Não se pretende aqui responder a essa questão de forma a dar uma resposta completa, mas apenas situar que a mesma provoca outros questionamentos e certamente deveria ser objeto de pesquisa profunda. O que se pretende, sim, é apenas pontuar que essa pergunta dá margem a duas hipóteses, que não podem deixar de ser elencadas em uma pesquisa sobre o tema: 1. o inglês está presente na educação escolar e não-escolar, nos currículos dos cursos da educação básica e superior, nas normas jurídicas afetas à educação, nas diretrizes educacionais e nos Projetos Pedagógicos das instituições e dos cursos porque tem sido introduzido nos povos latinos ao longo da história e constitui-se como elemento direto de dominação porque pretende, ao uniformizar e homogeneizar, dominar. 2. Com isso, no Brasil, “abrem-se” as portas do mundo para o indivíduo que domina o inglês; ele se torna mais competitivo e produtivo (uma das propostas do Consenso neoliberal – a meritocracia, a competitividade) e tem mais chances de vencer no mercado de trabalho.

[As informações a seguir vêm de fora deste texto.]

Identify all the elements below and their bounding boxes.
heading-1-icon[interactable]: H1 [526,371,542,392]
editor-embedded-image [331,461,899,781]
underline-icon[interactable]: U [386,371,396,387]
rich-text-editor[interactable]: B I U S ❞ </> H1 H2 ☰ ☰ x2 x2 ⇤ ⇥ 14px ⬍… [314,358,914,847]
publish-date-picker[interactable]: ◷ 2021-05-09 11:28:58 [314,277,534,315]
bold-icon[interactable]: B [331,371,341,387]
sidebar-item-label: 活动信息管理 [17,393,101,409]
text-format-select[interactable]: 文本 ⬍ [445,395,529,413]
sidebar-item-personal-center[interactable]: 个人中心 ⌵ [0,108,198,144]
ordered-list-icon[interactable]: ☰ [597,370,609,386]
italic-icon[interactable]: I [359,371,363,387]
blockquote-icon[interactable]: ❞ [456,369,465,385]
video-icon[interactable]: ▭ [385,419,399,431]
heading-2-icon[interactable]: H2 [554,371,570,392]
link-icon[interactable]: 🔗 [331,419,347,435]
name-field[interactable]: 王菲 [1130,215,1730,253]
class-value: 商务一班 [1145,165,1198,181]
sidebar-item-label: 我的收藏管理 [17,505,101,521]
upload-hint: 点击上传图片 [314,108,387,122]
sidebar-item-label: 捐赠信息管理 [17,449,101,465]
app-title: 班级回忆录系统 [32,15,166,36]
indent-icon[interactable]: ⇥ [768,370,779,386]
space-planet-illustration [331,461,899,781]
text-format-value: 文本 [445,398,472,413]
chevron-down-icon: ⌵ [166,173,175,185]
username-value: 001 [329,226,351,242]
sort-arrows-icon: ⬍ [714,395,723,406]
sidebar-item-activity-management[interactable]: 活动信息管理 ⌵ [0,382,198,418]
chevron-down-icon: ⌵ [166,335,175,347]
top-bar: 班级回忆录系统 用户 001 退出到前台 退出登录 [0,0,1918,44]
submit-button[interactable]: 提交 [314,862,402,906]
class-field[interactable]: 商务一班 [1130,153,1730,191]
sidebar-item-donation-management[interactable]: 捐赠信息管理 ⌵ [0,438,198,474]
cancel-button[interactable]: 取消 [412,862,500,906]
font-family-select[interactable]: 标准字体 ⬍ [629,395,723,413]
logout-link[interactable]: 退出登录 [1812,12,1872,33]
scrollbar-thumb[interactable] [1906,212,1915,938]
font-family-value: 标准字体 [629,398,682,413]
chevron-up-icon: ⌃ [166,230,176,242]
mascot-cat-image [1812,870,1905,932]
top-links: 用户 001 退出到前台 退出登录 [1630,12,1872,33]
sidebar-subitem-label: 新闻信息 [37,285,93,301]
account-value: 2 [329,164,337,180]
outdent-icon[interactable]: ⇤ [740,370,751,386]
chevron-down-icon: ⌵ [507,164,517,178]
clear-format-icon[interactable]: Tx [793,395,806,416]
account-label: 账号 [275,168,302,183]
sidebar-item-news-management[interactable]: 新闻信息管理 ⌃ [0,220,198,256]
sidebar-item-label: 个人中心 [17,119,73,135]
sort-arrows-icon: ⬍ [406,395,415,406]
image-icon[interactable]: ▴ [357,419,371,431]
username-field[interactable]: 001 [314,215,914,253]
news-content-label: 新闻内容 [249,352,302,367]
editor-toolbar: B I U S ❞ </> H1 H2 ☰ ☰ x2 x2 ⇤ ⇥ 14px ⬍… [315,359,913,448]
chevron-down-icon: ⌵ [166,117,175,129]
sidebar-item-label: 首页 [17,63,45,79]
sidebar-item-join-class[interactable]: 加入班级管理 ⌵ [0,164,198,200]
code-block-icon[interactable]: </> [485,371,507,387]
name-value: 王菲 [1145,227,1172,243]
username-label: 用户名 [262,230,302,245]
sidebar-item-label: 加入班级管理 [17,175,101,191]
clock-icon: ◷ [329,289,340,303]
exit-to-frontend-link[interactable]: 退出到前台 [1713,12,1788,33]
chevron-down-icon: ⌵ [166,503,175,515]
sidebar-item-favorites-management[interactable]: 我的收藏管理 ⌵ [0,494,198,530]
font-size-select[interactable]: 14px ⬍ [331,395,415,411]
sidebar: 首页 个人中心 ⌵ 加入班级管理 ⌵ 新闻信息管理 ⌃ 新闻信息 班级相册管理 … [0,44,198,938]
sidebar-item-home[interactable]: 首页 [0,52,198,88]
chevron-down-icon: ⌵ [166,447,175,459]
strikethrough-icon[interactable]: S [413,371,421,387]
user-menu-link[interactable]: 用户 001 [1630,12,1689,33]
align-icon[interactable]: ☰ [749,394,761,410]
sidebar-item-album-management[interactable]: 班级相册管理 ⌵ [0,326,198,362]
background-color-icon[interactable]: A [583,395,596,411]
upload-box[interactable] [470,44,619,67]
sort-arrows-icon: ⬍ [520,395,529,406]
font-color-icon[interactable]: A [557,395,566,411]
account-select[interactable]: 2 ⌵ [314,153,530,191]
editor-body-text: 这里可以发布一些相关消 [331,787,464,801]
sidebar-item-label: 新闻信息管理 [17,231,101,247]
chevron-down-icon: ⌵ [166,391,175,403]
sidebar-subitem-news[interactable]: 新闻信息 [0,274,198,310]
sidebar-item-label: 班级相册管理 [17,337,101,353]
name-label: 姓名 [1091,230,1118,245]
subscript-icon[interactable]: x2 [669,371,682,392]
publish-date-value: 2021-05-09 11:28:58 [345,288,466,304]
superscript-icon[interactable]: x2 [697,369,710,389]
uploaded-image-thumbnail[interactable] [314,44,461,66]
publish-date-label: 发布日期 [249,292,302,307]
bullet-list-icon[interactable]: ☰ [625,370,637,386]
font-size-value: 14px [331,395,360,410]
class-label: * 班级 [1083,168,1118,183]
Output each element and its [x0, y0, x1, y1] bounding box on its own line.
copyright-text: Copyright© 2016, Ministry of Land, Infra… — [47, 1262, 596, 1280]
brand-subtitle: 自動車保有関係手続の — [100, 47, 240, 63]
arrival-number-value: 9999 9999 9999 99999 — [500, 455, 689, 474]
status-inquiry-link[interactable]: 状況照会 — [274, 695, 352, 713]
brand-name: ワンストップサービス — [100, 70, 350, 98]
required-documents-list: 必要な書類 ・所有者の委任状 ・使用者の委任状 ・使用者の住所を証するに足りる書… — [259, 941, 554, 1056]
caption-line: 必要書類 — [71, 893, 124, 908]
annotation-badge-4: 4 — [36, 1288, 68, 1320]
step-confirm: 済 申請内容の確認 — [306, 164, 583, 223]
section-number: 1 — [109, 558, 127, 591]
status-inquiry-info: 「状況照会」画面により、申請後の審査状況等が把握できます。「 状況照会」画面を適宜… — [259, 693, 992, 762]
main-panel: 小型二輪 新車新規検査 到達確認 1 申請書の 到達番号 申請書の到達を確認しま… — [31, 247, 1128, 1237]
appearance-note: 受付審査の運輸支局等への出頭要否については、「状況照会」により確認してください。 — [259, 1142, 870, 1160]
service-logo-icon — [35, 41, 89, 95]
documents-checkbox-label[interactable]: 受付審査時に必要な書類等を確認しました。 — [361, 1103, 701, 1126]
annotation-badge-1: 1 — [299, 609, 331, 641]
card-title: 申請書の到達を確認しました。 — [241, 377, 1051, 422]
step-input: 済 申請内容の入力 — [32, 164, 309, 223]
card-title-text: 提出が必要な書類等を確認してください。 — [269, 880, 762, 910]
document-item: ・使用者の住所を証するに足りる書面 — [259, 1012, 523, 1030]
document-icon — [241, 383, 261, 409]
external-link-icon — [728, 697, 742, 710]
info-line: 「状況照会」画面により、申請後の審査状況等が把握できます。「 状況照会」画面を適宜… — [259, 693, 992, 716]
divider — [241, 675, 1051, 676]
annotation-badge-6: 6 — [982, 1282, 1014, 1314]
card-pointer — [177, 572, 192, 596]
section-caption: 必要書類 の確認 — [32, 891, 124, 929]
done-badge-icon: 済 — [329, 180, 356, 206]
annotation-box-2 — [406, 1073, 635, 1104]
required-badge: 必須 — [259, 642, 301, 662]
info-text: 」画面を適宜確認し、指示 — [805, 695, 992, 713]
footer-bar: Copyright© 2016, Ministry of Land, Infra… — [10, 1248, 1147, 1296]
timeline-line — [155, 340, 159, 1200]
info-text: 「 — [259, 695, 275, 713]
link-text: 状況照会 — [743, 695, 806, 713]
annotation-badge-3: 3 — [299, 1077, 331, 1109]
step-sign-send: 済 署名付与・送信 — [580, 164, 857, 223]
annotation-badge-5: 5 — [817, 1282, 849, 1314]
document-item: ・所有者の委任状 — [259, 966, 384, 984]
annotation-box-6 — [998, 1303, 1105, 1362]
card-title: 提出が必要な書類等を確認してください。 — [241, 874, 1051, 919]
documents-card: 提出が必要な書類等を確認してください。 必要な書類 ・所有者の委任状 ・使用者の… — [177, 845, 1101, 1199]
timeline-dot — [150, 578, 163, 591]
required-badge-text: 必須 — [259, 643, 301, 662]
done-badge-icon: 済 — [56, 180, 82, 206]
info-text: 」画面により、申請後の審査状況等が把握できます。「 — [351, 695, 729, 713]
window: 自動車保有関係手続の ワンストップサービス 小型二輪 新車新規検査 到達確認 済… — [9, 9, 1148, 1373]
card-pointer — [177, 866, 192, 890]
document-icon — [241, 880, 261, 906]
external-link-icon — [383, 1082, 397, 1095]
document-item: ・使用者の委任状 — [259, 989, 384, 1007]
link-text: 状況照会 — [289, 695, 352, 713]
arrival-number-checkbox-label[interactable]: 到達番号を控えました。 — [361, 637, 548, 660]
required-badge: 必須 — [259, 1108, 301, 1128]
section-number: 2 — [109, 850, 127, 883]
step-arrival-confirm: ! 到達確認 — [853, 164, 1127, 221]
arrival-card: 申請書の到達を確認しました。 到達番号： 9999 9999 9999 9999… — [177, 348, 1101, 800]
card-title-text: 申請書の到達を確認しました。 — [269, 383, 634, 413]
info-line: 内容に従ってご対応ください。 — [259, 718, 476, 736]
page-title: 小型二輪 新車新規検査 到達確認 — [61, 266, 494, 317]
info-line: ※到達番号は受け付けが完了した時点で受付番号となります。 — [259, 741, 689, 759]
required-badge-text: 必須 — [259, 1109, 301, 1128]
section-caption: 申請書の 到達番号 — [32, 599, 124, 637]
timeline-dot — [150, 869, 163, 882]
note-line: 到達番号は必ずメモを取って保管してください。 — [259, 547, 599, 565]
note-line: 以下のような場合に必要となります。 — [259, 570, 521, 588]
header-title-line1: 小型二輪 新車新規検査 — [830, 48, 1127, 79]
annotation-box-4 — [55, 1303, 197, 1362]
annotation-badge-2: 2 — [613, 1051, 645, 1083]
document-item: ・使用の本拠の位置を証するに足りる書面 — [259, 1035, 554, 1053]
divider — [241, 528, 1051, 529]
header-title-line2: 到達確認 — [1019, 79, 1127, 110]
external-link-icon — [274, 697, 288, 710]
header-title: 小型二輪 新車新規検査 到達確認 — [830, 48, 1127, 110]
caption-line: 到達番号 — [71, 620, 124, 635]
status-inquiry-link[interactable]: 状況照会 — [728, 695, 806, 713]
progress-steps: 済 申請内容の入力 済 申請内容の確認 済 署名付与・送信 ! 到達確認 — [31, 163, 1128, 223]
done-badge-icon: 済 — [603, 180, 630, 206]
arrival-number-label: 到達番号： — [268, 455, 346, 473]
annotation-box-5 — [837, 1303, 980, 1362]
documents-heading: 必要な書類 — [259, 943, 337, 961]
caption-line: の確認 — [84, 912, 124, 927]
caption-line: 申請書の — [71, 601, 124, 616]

Observa-se que outras tantas hipóteses poderiam ser levantadas, umas com proposições a favor e, certamente, outras, com proposições contrárias. No entanto, a posição assumida aqui é que a língua é a representação máxima da cultura de um povo, é a sua identidade, a sua essência. As normas legais que dizem respeito à introdução da língua inglesa nos currículos são, sim, formas de dominação, de imposição e uma tentativa, que tem tido várias vitórias, de sobreposição de culturas – no caso a dos povos do Norte sobre os povos do Sul (e mesmo do Norte para o Norte, como exemplo, a influência da cultura norte- americana sobre a cultura alemã). A língua inglesa é global, por meio dela o mercado se prolifera e a acumulação de riquezas se efetiva. Nesse caso, pode-se dizer que a dimensão econômica se vale dessa língua central para impor seus produtos aos povos do Sul. Assim, melhor para o mercado se o mundo todo pudesse entender a sua língua porque certamente as vendas seriam maiores, os lucros seriam ainda mais altos. Essa é, com certeza, uma estratégia da globalização econômica sobre a globalização cultural. E, assim sendo, quanto

mais homogêneos forem os povos, mais e mais dominados eles o serão porque perdendo sua essência – que se manifesta na cultura, na língua – mais alienados e dependentes estarão.